According to the text, what is the Euclidean algorithm used for?

Determining the greatest common divisor of two positive integers

Which of the following is the definition of divisibility?

A nonzero integer b divides an integer a if a = mb for some m.

Which of the following is true about the positive divisors of 24?

The positive divisors of 24 are 1, 2, 3, 4, 6, 8, 12, and 24.

Which of the following is true about modular arithmetic?

Modular arithmetic is an operation on integers.

What is the gcd(710, 310) according to the Euclidean algorithm?

The gcd(710, 310) is 10.

Study Notes

Publication Requirements

• Confidentiality of stored data is most important in publications related to personal or sensitive information (e.g., medical records, financial data).
• Data integrity is most important in publications related to critical systems or applications where data accuracy is crucial (e.g., financial transactions, scientific research).
• System availability is most important in publications related to real-time systems or applications where downtime is not acceptable (e.g., emergency services, online banking).

Modular Arithmetic

• The set of nonnegative integers less than 8 is {0, 1, 2, 3, 4, 5, 6, 7}.
• The multiplicative inverse of 3 modulo 8 is 3.
• The equation (w * (x + y)) mod n = [(w * x) + (w * y)] mod n represents the distributive property of modular arithmetic.
• The smallest nonnegative integer to which 23 is congruent modulo 8 is 7.
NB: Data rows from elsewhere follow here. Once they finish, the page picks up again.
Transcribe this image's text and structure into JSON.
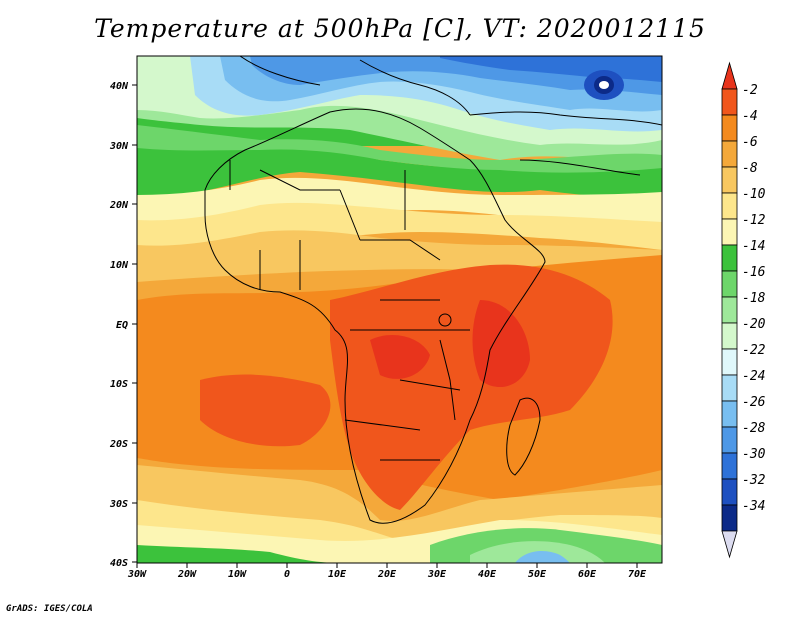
{
  "title": "Temperature at 500hPa [C], VT: 2020012115",
  "credit": "GrADS: IGES/COLA",
  "map": {
    "lat_labels": [
      "40N",
      "30N",
      "20N",
      "10N",
      "EQ",
      "10S",
      "20S",
      "30S",
      "40S"
    ],
    "lon_labels": [
      "30W",
      "20W",
      "10W",
      "0",
      "10E",
      "20E",
      "30E",
      "40E",
      "50E",
      "60E",
      "70E"
    ]
  },
  "colorbar": {
    "labels": [
      "-2",
      "-4",
      "-6",
      "-8",
      "-10",
      "-12",
      "-14",
      "-16",
      "-18",
      "-20",
      "-22",
      "-24",
      "-26",
      "-28",
      "-30",
      "-32",
      "-34"
    ],
    "colors": [
      "#e8341c",
      "#f0561c",
      "#f48a1e",
      "#f4a83a",
      "#f8c760",
      "#fde68c",
      "#fcf6b4",
      "#3cc23c",
      "#6dd66a",
      "#9ee89a",
      "#d4f8cc",
      "#e0f8fb",
      "#a8dcf6",
      "#78bef0",
      "#4e98e6",
      "#2e72d8",
      "#1e50c0",
      "#0c2a88",
      "#dcdcf0"
    ]
  }
}
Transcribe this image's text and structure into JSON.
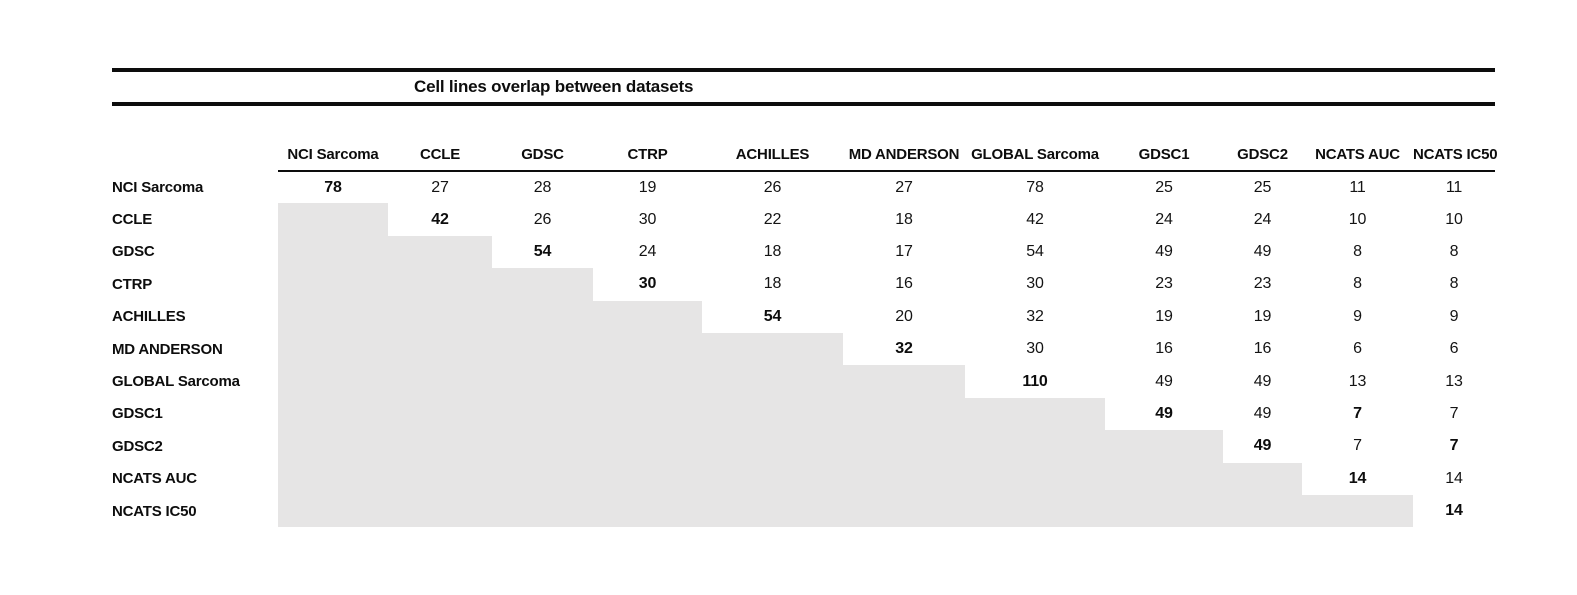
{
  "table": {
    "title": "Cell lines overlap between datasets",
    "colors": {
      "shade": "#e6e5e5",
      "rule": "#0d0d0d"
    },
    "columns": [
      "NCI Sarcoma",
      "CCLE",
      "GDSC",
      "CTRP",
      "ACHILLES",
      "MD ANDERSON",
      "GLOBAL Sarcoma",
      "GDSC1",
      "GDSC2",
      "NCATS AUC",
      "NCATS IC50"
    ],
    "rows": [
      {
        "label": "NCI Sarcoma",
        "cells": [
          {
            "v": "78",
            "b": true
          },
          {
            "v": "27"
          },
          {
            "v": "28"
          },
          {
            "v": "19"
          },
          {
            "v": "26"
          },
          {
            "v": "27"
          },
          {
            "v": "78"
          },
          {
            "v": "25"
          },
          {
            "v": "25"
          },
          {
            "v": "11"
          },
          {
            "v": "11"
          }
        ]
      },
      {
        "label": "CCLE",
        "cells": [
          {
            "s": true
          },
          {
            "v": "42",
            "b": true
          },
          {
            "v": "26"
          },
          {
            "v": "30"
          },
          {
            "v": "22"
          },
          {
            "v": "18"
          },
          {
            "v": "42"
          },
          {
            "v": "24"
          },
          {
            "v": "24"
          },
          {
            "v": "10"
          },
          {
            "v": "10"
          }
        ]
      },
      {
        "label": "GDSC",
        "cells": [
          {
            "s": true
          },
          {
            "s": true
          },
          {
            "v": "54",
            "b": true
          },
          {
            "v": "24"
          },
          {
            "v": "18"
          },
          {
            "v": "17"
          },
          {
            "v": "54"
          },
          {
            "v": "49"
          },
          {
            "v": "49"
          },
          {
            "v": "8"
          },
          {
            "v": "8"
          }
        ]
      },
      {
        "label": "CTRP",
        "cells": [
          {
            "s": true
          },
          {
            "s": true
          },
          {
            "s": true
          },
          {
            "v": "30",
            "b": true
          },
          {
            "v": "18"
          },
          {
            "v": "16"
          },
          {
            "v": "30"
          },
          {
            "v": "23"
          },
          {
            "v": "23"
          },
          {
            "v": "8"
          },
          {
            "v": "8"
          }
        ]
      },
      {
        "label": "ACHILLES",
        "cells": [
          {
            "s": true
          },
          {
            "s": true
          },
          {
            "s": true
          },
          {
            "s": true
          },
          {
            "v": "54",
            "b": true
          },
          {
            "v": "20"
          },
          {
            "v": "32"
          },
          {
            "v": "19"
          },
          {
            "v": "19"
          },
          {
            "v": "9"
          },
          {
            "v": "9"
          }
        ]
      },
      {
        "label": "MD ANDERSON",
        "cells": [
          {
            "s": true
          },
          {
            "s": true
          },
          {
            "s": true
          },
          {
            "s": true
          },
          {
            "s": true
          },
          {
            "v": "32",
            "b": true
          },
          {
            "v": "30"
          },
          {
            "v": "16"
          },
          {
            "v": "16"
          },
          {
            "v": "6"
          },
          {
            "v": "6"
          }
        ]
      },
      {
        "label": "GLOBAL Sarcoma",
        "cells": [
          {
            "s": true
          },
          {
            "s": true
          },
          {
            "s": true
          },
          {
            "s": true
          },
          {
            "s": true
          },
          {
            "s": true
          },
          {
            "v": "110",
            "b": true
          },
          {
            "v": "49"
          },
          {
            "v": "49"
          },
          {
            "v": "13"
          },
          {
            "v": "13"
          }
        ]
      },
      {
        "label": "GDSC1",
        "cells": [
          {
            "s": true
          },
          {
            "s": true
          },
          {
            "s": true
          },
          {
            "s": true
          },
          {
            "s": true
          },
          {
            "s": true
          },
          {
            "s": true
          },
          {
            "v": "49",
            "b": true
          },
          {
            "v": "49"
          },
          {
            "v": "7",
            "b": true
          },
          {
            "v": "7"
          }
        ]
      },
      {
        "label": "GDSC2",
        "cells": [
          {
            "s": true
          },
          {
            "s": true
          },
          {
            "s": true
          },
          {
            "s": true
          },
          {
            "s": true
          },
          {
            "s": true
          },
          {
            "s": true
          },
          {
            "s": true
          },
          {
            "v": "49",
            "b": true
          },
          {
            "v": "7"
          },
          {
            "v": "7",
            "b": true
          }
        ]
      },
      {
        "label": "NCATS AUC",
        "cells": [
          {
            "s": true
          },
          {
            "s": true
          },
          {
            "s": true
          },
          {
            "s": true
          },
          {
            "s": true
          },
          {
            "s": true
          },
          {
            "s": true
          },
          {
            "s": true
          },
          {
            "s": true
          },
          {
            "v": "14",
            "b": true
          },
          {
            "v": "14"
          }
        ]
      },
      {
        "label": "NCATS IC50",
        "cells": [
          {
            "s": true
          },
          {
            "s": true
          },
          {
            "s": true
          },
          {
            "s": true
          },
          {
            "s": true
          },
          {
            "s": true
          },
          {
            "s": true
          },
          {
            "s": true
          },
          {
            "s": true
          },
          {
            "s": true
          },
          {
            "v": "14",
            "b": true
          }
        ]
      }
    ]
  }
}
Greatest Common Divisors (GCDs)

• The GCD of 710 and 310 is 10.
• The GCD of 1160718174 and 316258250 is 2.
• The remainder when 1160718174 is divided by 316258250 is 2.
• The GCD of 104314826 and 3313772 is 2.

Modular Arithmetic Properties

• The equation a ≡ b (mod n) is the definition of modular arithmetic.
• The congruence relation between 73 and 4 modulo 23 is 73 ≡ 4 (mod 23).
• The result of $(11 \mod 8) + (15 \mod 8) \mod 8$ is 4.
• The multiplicative inverse of 5 modulo 8 is 5.

Integers with Multiplicative Inverses

• The integers with multiplicative inverses in Z8 are 1, 3, 5, and 7.

Greatest Common Divisors and Divisibility

• The GCD of 55 and 22 is 11.
• The set of common divisors of a and b is a subset of the set of common divisors of b and (a mod b).
• The definition of divisibility is "a divides b" if and only if there exists an integer k such that b = ka.
• The positive divisors of 24 are 1, 2, 3, 4, 6, 8, 12, and 24.

Euclidean Algorithm

• The Euclidean algorithm is used to find the GCD of two integers.
• The GCD of two integers a and b is the largest integer that divides both a and b without leaving a remainder.
• Two integers are considered relatively prime if their GCD is 1.
• The division algorithm is a procedure for finding the quotient and remainder of two integers.
• The Euclidean algorithm is used to find the GCD of two integers by repeatedly applying the division algorithm.

Description

Test your knowledge on the properties of modular arithmetic and finding multiplicative inverses in this quiz. Learn how to use the multiplication table to find the multiplicative inverse of an integer and understand the concept of modular arithmetic. Explore the set Zn and discover which integers have a multiplicative inverse in mod 8.